CUPE: So, following this meeting of labor organizations, what message have you been trying to send to international organizations, in terms of how they can support the relief and reconstruction efforts?

RAPHAEL: In terms of reconstruction, we state very clearly that the reconstruction effort must come first and foremost from Haitians. We need to decide what we need from you, then we will ask for help. We may need expertise, know-how, but we need to decide what that is first. It’s not up to the Americans and the international community to decide what we need. I sit here with you, and yet I cannot tell you what’s in the reconstruction plan. Somebody will say we got this plan from the Haitian government, but we don’t even know what it is, and we’re Haitian. Even Colin Powell, in a recent article, was willing to admit that many of Haiti’s problems were caused by the Americans and the French.

I’ll give you two examples. After Haiti’s declaration of independence, the United States was opposed to Haiti’s participation in the Congress of Nations. The U.S. didn’t want to recognize Haiti as a nation. France, a colonizing country, made Haiti pay to be recognized: 150,000 pieces of gold, which is the equivalent of $20 billion today. But that’s a whole other discussion. People say that Haiti is the poorest country. It’s not. It is the most exploited. All our resources have been stolen. I like American and French people, but you need to recognize the historic wrongdoings that have been committed by the colonizing countries.

CUPE: And if they don’t recognize this, then they won’t recognize how they’re repeating the same patterns now?

RAPHAEL: Exactly. The last two coups d’etat – the 1991 coup that lasted three years, and Aristide came back in 1994, and the next one – demonstrate this. Aristide made a lot of mistakes, but that didn’t justify taking out the president who was duly elected. And we don’t want a coup d’etat now either. We’re opposed to the policies of René Préval, but we want him to finish his mandate so that when he goes, the democratic process continues.
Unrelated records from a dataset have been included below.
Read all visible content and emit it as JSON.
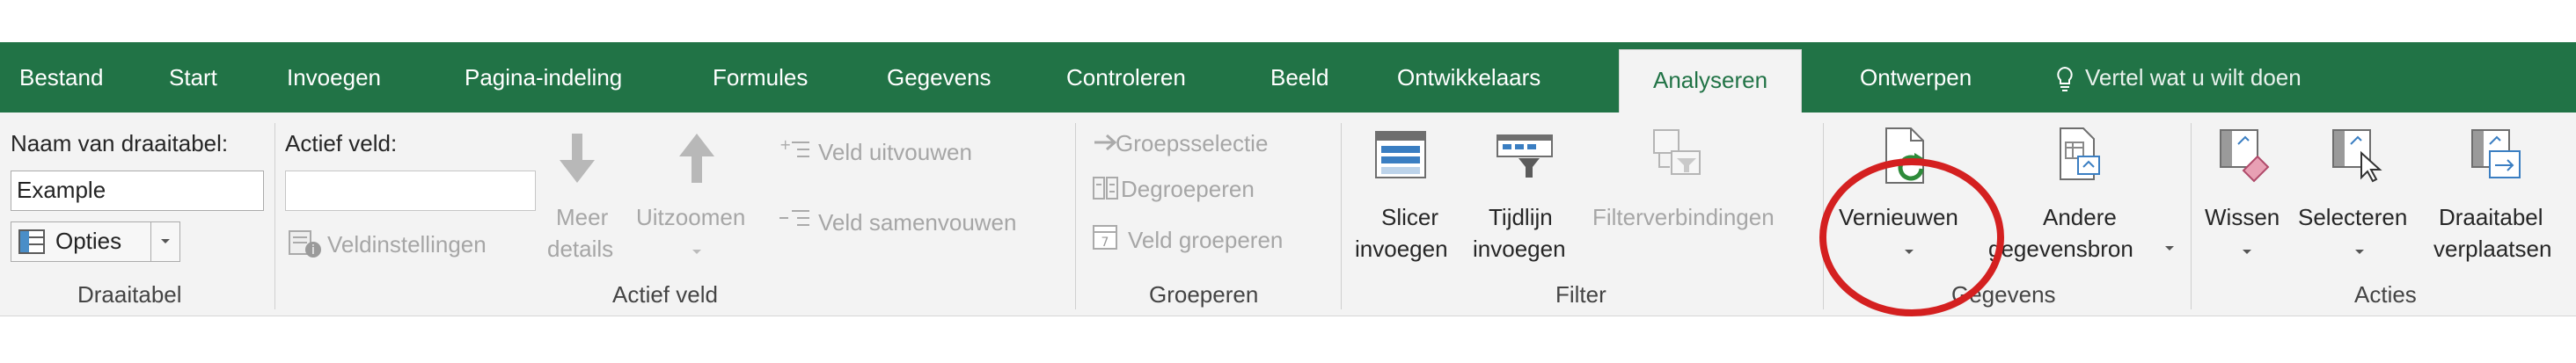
{
  "tabs": [
    {
      "label": "Bestand"
    },
    {
      "label": "Start"
    },
    {
      "label": "Invoegen"
    },
    {
      "label": "Pagina-indeling"
    },
    {
      "label": "Formules"
    },
    {
      "label": "Gegevens"
    },
    {
      "label": "Controleren"
    },
    {
      "label": "Beeld"
    },
    {
      "label": "Ontwikkelaars"
    },
    {
      "label": "Analyseren",
      "active": true
    },
    {
      "label": "Ontwerpen"
    }
  ],
  "tell_me": {
    "label": "Vertel wat u wilt doen",
    "icon": "lightbulb-icon"
  },
  "groups": {
    "draaitabel": {
      "title": "Draaitabel",
      "name_label": "Naam van draaitabel:",
      "name_value": "Example",
      "opties_label": "Opties"
    },
    "actief_veld": {
      "title": "Actief veld",
      "field_label": "Actief veld:",
      "field_value": "",
      "veldinstellingen_label": "Veldinstellingen",
      "meer_details_line1": "Meer",
      "meer_details_line2": "details",
      "uitzoomen_label": "Uitzoomen",
      "veld_uitvouwen_label": "Veld uitvouwen",
      "veld_samenvouwen_label": "Veld samenvouwen"
    },
    "groeperen": {
      "title": "Groeperen",
      "groepsselectie_label": "Groepsselectie",
      "degroeperen_label": "Degroeperen",
      "veld_groeperen_label": "Veld groeperen"
    },
    "filter": {
      "title": "Filter",
      "slicer_line1": "Slicer",
      "slicer_line2": "invoegen",
      "tijdlijn_line1": "Tijdlijn",
      "tijdlijn_line2": "invoegen",
      "filterverbindingen_label": "Filterverbindingen"
    },
    "gegevens": {
      "title": "Gegevens",
      "vernieuwen_label": "Vernieuwen",
      "andere_line1": "Andere",
      "andere_line2": "gegevensbron"
    },
    "acties": {
      "title": "Acties",
      "wissen_label": "Wissen",
      "selecteren_label": "Selecteren",
      "draaitabel_line1": "Draaitabel",
      "draaitabel_line2": "verplaatsen"
    }
  },
  "colors": {
    "tab_bar": "#217346",
    "ribbon": "#f3f3f3",
    "highlight_circle": "#d42020"
  }
}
CUPE: Has there been any support from international labor organizations?

RAPHAEL: I can only speak for my own organization. We’ve had a lot of moral support. Concrete support we’ve had very little.

CUPE: What can we do to help get that aid through, for shelter?

RAPHAEL: Communication and support between unions, within the union movement, is fairly easy. Our union has defined a certain number of needs. You need to know also that within the union movement there’s a bureaucracy that slows things down. The expressions of solidarity within the union movement have been very strong. We hope very soon that we will pass from expressions of moral solidarity to expressions of concrete solidarity.

So first of all, the question of shelter, and a lot of our unions have lost our offices, so we have to reconstruct a place to work. The third thing we have defined that we’re looking for is support of the children of union members who were going to university who can no longer attend. We’re looking for support so that they can continue their studies elsewhere. So far, the Brazilian government has provided 500 university scholarships, and the Dominican Republic has also offered various types of support to Haitians, including waiving the fees for a year, at the university. I would just ask that other governments and organizations that are able to follow those examples do so.

CUPE: What will you tell people in your speech (on April 24), and at the forum?

RAPHAEL: I think it’s important to thank the people who have made this visit possible. It’s an opportunity for us to get our message out to people who might not have heard it otherwise. We’re looking for solidarity; charity we’re not interested in.